FR-Mamba: Time-Series Physical Field Reconstruction Based on State Space Model
Jiahuan Long, Wenzhe Zhang, Ning Wang, Tingsong Jiang, Wen Yao
TL;DR
FR-Mamba tackles the challenge of reconstructing time-series physical fields from sparse sensor data by integrating a selective state-space model for long-range temporal dependencies with Fourier Neural Operators for global spatial encoding. The dual-branch FNO-Mamba architecture enables efficient long-sequence modeling and robust spatiotemporal fusion, with a gating mechanism and a 2D Fourier refinement for spatial coherence. Across a cylinder-flow dataset, FR-Mamba outperforms a broad set of baselines in MAE and Max-AE, maintaining accuracy over long sequences and across regions with sharp dynamics. The approach broadens the applicability of state-space models in fluid dynamics and offers a scalable framework for real-time reconstruction of dynamic physical fields.
Abstract
Physical field reconstruction (PFR) aims to predict the state distribution of physical quantities (e.g., velocity, pressure, and temperature) based on limited sensor measurements.
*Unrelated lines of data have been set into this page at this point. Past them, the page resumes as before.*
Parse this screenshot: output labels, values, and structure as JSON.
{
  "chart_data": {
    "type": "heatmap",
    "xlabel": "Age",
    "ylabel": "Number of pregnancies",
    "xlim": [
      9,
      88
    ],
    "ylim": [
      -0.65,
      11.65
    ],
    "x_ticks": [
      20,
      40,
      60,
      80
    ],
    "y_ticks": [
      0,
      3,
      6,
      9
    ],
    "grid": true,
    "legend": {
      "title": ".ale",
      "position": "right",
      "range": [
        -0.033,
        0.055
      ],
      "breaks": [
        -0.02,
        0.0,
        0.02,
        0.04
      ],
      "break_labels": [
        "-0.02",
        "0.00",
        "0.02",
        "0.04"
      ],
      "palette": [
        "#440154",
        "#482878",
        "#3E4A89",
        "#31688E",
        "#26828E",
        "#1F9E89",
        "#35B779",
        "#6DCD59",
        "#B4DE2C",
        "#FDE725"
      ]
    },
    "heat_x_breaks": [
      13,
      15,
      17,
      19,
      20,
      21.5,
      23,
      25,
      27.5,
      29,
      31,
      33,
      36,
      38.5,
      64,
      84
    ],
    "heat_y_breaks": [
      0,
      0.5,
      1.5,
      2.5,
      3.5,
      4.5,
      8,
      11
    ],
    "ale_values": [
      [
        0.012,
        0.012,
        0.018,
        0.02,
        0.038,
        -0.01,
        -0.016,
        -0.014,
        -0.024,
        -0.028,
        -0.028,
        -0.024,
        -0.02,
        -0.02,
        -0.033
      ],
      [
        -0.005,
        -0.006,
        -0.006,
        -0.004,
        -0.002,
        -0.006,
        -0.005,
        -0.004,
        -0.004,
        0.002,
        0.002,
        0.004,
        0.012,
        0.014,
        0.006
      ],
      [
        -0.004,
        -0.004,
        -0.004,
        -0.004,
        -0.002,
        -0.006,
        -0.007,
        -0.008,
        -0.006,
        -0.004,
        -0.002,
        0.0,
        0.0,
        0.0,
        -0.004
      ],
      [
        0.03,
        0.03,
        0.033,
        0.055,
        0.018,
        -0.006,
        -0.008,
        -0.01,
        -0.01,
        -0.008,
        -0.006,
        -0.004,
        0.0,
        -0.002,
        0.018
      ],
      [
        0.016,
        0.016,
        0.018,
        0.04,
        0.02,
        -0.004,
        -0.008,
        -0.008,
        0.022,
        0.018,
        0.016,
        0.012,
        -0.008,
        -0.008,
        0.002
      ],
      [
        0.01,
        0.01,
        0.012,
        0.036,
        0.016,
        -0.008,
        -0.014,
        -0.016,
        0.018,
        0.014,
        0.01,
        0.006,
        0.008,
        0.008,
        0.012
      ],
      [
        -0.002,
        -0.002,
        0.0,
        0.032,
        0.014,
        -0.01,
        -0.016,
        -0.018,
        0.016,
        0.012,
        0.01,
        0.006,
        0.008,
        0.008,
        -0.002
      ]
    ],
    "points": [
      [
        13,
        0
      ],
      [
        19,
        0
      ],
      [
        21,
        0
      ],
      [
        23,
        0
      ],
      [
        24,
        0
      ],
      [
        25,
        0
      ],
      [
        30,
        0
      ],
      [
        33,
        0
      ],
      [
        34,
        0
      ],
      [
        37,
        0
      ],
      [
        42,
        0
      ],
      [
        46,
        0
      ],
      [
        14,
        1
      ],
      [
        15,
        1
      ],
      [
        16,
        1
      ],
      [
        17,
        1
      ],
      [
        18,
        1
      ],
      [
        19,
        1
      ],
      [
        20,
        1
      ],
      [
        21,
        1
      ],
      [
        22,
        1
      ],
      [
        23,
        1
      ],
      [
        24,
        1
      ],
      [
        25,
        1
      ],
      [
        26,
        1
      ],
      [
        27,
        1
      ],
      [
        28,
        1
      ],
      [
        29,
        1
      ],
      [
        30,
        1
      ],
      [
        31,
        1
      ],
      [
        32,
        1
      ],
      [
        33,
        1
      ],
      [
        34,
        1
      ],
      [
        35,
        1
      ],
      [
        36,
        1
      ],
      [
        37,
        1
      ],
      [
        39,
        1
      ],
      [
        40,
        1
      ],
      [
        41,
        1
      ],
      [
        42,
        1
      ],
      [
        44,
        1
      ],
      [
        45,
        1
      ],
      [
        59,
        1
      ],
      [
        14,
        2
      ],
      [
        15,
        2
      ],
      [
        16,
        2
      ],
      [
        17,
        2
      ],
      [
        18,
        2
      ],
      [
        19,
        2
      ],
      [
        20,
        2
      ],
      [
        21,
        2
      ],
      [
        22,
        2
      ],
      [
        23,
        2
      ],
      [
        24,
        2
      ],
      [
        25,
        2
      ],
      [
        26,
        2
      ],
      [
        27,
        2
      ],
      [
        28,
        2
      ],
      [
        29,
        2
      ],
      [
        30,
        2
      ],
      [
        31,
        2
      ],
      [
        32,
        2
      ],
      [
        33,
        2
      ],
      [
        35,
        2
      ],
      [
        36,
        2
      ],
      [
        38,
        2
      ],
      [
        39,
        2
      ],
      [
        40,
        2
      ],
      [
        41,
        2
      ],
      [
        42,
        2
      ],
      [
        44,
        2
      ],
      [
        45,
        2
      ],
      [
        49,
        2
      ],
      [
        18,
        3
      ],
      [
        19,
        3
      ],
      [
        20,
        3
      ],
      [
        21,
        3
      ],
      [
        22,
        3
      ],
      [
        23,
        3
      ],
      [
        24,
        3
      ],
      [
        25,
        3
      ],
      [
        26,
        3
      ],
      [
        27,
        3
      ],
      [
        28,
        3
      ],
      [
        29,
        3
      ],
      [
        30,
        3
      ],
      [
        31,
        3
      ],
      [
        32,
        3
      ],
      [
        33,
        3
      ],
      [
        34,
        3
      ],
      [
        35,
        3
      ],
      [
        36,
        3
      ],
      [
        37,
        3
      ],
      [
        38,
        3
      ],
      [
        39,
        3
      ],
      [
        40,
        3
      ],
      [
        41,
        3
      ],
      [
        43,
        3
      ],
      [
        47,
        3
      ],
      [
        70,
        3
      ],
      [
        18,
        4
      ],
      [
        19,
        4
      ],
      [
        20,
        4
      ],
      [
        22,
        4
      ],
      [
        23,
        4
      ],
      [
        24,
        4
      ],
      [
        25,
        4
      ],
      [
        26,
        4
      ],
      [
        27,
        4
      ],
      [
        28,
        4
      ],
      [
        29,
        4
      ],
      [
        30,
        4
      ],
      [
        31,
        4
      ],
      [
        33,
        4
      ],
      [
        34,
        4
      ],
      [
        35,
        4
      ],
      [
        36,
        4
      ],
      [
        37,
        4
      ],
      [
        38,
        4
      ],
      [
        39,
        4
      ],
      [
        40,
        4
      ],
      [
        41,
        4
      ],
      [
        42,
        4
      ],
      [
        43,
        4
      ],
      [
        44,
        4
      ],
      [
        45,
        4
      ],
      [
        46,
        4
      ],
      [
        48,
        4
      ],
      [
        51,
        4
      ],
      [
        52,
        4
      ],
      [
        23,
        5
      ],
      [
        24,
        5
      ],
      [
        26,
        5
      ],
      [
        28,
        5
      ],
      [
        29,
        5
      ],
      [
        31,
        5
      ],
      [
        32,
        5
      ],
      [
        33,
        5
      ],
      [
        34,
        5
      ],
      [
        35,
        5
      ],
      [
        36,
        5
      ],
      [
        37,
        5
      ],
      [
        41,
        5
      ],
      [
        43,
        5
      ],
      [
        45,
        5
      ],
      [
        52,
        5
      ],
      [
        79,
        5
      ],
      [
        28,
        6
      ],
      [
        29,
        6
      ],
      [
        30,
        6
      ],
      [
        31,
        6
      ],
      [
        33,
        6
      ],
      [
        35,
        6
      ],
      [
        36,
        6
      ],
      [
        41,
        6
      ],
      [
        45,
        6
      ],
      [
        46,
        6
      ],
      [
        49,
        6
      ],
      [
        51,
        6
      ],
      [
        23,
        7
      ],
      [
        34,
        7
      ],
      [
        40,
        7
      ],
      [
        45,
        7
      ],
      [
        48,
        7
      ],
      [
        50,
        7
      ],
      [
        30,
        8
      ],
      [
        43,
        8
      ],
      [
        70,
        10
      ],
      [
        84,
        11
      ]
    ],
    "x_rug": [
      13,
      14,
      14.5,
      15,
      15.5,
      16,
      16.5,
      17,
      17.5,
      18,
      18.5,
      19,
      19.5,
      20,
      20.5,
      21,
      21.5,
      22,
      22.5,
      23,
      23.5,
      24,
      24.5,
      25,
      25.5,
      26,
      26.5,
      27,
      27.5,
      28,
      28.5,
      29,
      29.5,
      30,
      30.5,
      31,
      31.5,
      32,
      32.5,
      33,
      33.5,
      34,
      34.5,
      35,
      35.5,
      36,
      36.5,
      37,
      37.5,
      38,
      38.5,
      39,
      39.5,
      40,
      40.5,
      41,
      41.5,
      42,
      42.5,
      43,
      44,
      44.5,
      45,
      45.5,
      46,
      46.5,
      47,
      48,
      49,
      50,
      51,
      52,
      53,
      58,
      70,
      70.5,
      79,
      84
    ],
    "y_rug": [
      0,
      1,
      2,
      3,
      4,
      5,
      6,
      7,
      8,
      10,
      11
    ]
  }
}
It plays a critical role in domains such as fluid dynamics and thermodynamics. However, existing deep learning methods often fail to capture long-range temporal dependencies, resulting in suboptimal performance on time-evolving physical systems. To address this, we propose FR-Mamba, a novel spatiotemporal flow field reconstruction framework based on state space modeling. Specifically, we design a hybrid neural network architecture that combines Fourier Neural Operator (FNO) and State Space Model (SSM) to capture both global spatial features and long-range temporal dependencies. We adopt Mamba, a recently proposed efficient SSM architecture, to model long-range temporal dependencies with linear time complexity. In parallel, the FNO is employed to capture non-local spatial features by leveraging frequency-domain transformations. The spatiotemporal representations extracted by these two components are then fused to reconstruct the full-field distribution of the physical system. Extensive experiments demonstrate that our approach significantly outperforms existing PFR methods in flow field reconstruction tasks, achieving high-accuracy performance on long sequences.